With the many pain points and wild potential pitfalls brought up by developers this week, I don't feel like I can recommend the engine to my students in good conscience. These are brand new developers in most cases, making their first interactive works (many are already accomplished sound designers, composers, and musicians), and I don't want to send them down a doomed path, particularly as the best thing about Unity—its community—seems poised to dry up. Developers are furious for good reason, and it's reasonable to expect more folks to ride over to greener pastures at Unreal and Godot. I'm going to obviously need to transfer my own skills to a new engine so I can effectively teach my students and guide them on their first steps.

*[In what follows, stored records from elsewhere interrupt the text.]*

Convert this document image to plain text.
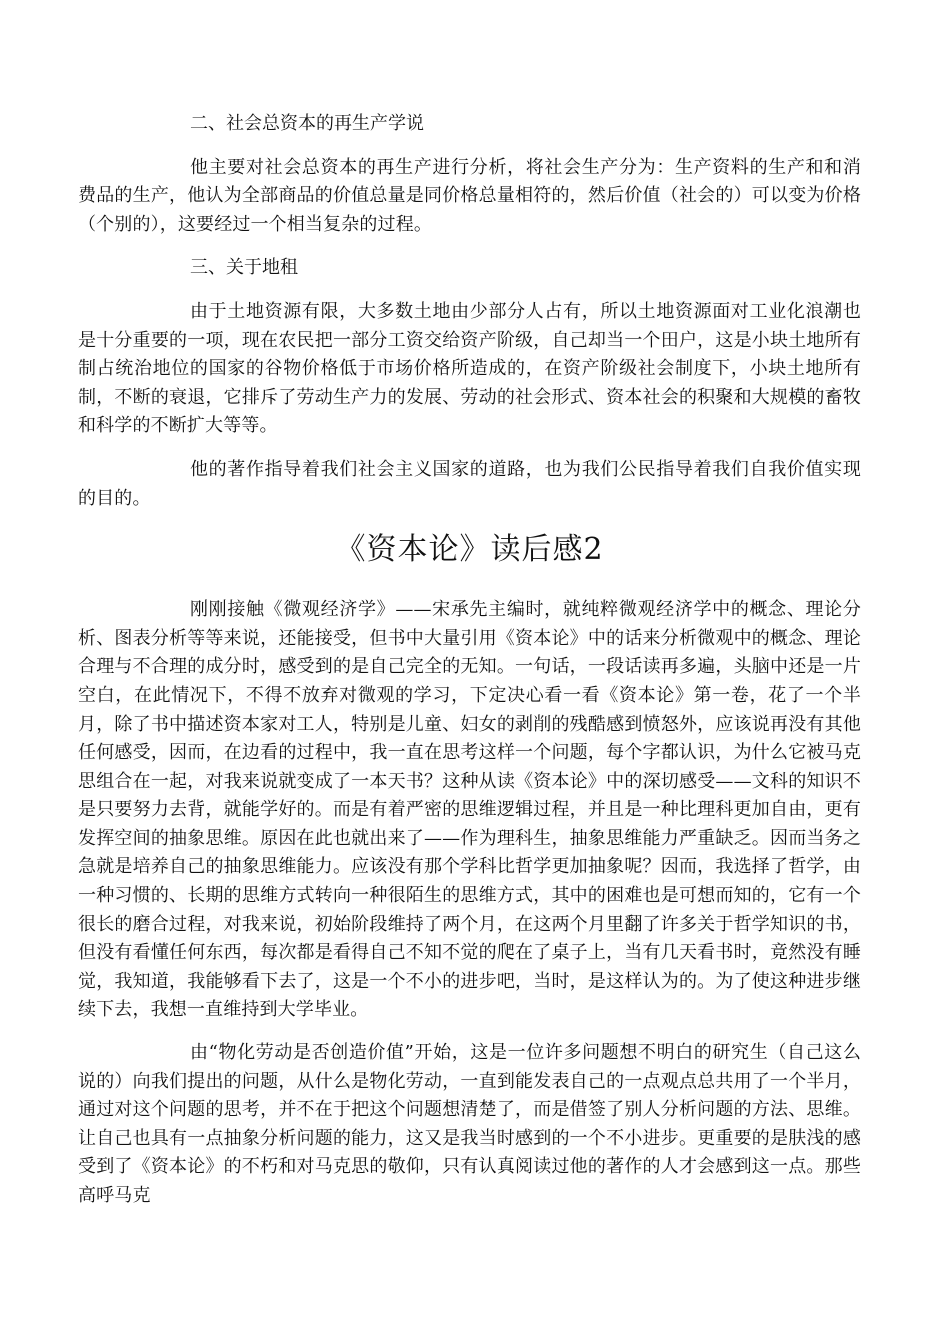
二、社会总资本的再生产学说

他主要对社会总资本的再生产进行分析，将社会生产分为：生产资料的生产和和消费品的生产，他认为全部商品的价值总量是同价格总量相符的，然后价值（社会的）可以变为价格（个别的），这要经过一个相当复杂的过程。

三、关于地租

由于土地资源有限，大多数土地由少部分人占有，所以土地资源面对工业化浪潮也是十分重要的一项，现在农民把一部分工资交给资产阶级，自己却当一个田户，这是小块土地所有制占统治地位的国家的谷物价格低于市场价格所造成的，在资产阶级社会制度下，小块土地所有制，不断的衰退，它排斥了劳动生产力的发展、劳动的社会形式、资本社会的积聚和大规模的畜牧和科学的不断扩大等等。

他的著作指导着我们社会主义国家的道路，也为我们公民指导着我们自我价值实现的目的。

《资本论》读后感2

刚刚接触《微观经济学》——宋承先主编时，就纯粹微观经济学中的概念、理论分析、图表分析等等来说，还能接受，但书中大量引用《资本论》中的话来分析微观中的概念、理论合理与不合理的成分时，感受到的是自己完全的无知。一句话，一段话读再多遍，头脑中还是一片空白，在此情况下，不得不放弃对微观的学习，下定决心看一看《资本论》第一卷，花了一个半月，除了书中描述资本家对工人，特别是儿童、妇女的剥削的残酷感到愤怒外，应该说再没有其他任何感受，因而，在边看的过程中，我一直在思考这样一个问题，每个字都认识，为什么它被马克思组合在一起，对我来说就变成了一本天书？这种从读《资本论》中的深切感受——文科的知识不是只要努力去背，就能学好的。而是有着严密的思维逻辑过程，并且是一种比理科更加自由，更有发挥空间的抽象思维。原因在此也就出来了——作为理科生，抽象思维能力严重缺乏。因而当务之急就是培养自己的抽象思维能力。应该没有那个学科比哲学更加抽象呢？因而，我选择了哲学，由一种习惯的、长期的思维方式转向一种很陌生的思维方式，其中的困难也是可想而知的，它有一个很长的磨合过程，对我来说，初始阶段维持了两个月，在这两个月里翻了许多关于哲学知识的书，但没有看懂任何东西，每次都是看得自己不知不觉的爬在了桌子上，当有几天看书时，竟然没有睡觉，我知道，我能够看下去了，这是一个不小的进步吧，当时，是这样认为的。为了使这种进步继续下去，我想一直维持到大学毕业。

由“物化劳动是否创造价值”开始，这是一位许多问题想不明白的研究生（自己这么说的）向我们提出的问题，从什么是物化劳动，一直到能发表自己的一点观点总共用了一个半月，通过对这个问题的思考，并不在于把这个问题想清楚了，而是借签了别人分析问题的方法、思维。让自己也具有一点抽象分析问题的能力，这又是我当时感到的一个不小进步。更重要的是肤浅的感受到了《资本论》的不朽和对马克思的敬仰，只有认真阅读过他的著作的人才会感到这一点。那些高呼马克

I don't want this blog to sound like I think the debacle is about me. Yes, I'm angry that I sunk so many years into learning the "wrong" engine (and have a mostly-finished game and a bunch of prototypes sitting there in my Unity hub, begging to be completed by January 1st or maybe never touched again), but I'm obviously much more upset for mid-tier indies that are years into a project, who stand to lose tons of money on an unfair metric or tons of money AND time and progress, having to restart development in a new engine.
I feel sick for every team having to make brutally hard choices about what to do right now, especially in a bleak pitching market and general time of tumult for the industry at large. I'm very scared about these factors contributing to the possibility of an "Indie Winter" that developer Johnneman Nordhagen referred to in a Cohost post this week.
If anything, my current students are lucky for this timing—they won't sink years of their lives into something that will screw them over. At least, not in this very particular case. For students further along in development and everyone else...apparently enshittification, as we are increasingly seeing, can come to just about anything.
All I can reasonably hope for at the moment is that the new resources I pull together—including smaller tools like the ones listed in Natalie Lawhead's blog this week—can offer my students more fertile ground to start their own design practice. And that I don't pick "wrong" again.